Belfast Telegraph

Saturday 20 September 2014

Factory collapse deaths reach 761

Workers and army personnel use heavy machinery as they work to clear the site of the collapsed factory in Bangladesh (AP)

The death toll from a collapsed building housing five garment factories has risen to 761 as authorities started disbursing salary and other benefits to the survivors in the country's deadliest industrial disaster.

According to a control room at the scene, rescue workers recovered more bodies out of the wreckage of the eight-story Rana Plaza that was packed with morning-shift workers when it collapsed on April 24 outside the nation's capital.

There is no clear indication on how many bodies still remain trapped in the debris as the exact number of people inside the collapsed building at the time of the collapse was unknown.

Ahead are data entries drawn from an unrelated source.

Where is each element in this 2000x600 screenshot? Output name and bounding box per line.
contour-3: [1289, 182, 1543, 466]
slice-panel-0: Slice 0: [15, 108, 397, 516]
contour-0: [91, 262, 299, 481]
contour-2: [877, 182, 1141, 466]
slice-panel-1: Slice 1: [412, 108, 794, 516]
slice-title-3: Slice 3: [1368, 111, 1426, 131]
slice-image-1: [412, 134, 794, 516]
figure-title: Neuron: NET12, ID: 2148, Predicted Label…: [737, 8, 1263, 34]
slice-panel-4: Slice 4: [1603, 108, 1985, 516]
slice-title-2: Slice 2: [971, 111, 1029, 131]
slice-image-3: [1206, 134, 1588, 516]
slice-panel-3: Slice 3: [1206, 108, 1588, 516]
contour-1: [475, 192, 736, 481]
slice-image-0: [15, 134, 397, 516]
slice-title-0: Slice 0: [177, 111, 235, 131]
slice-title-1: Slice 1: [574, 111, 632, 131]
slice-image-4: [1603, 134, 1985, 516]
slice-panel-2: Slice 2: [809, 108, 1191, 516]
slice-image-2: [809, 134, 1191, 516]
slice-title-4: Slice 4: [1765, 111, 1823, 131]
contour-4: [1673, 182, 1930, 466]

More than 2,500 people were rescued alive.

The Bangladesh Garment Manufacturers and Exporters Association, or BGMEA, had earlier said 3122 workers were employed in the factories, but it was not clear actually how many were there when it collapsed.

The disaster is the worst ever in the garment sector, far surpassing a fire that killed about 260 people in Pakistan and another in Bangladesh that killed 112 last year, as well as the 1911 garment disaster in New York's Triangle Shirtwaist factory that killed 146 workers.

After hundreds of garment factory workers protested for compensation on Tuesday morning, authorities started disbursing salary and other benefits.

Maj Gen Chowdhury Hasan Suhrawardy, a top military official in the area, said some 400 workers gathered on Tuesday night to get dues and benefits. Officials helped BGMEA disburse the amount.

Rafiqul Islam, an official of the industry association, said it has yet to get the full list of the workers but the disbursement would continue in phases.

The is no specific deadline to complete the recovery operation at the building site as authorities said it would continue until all bodies and debris are removed.

Officials say the building's owner illegally added three floors and allowed the garment factories to install heavy machines and generators, even though it was designed as a market and an office building.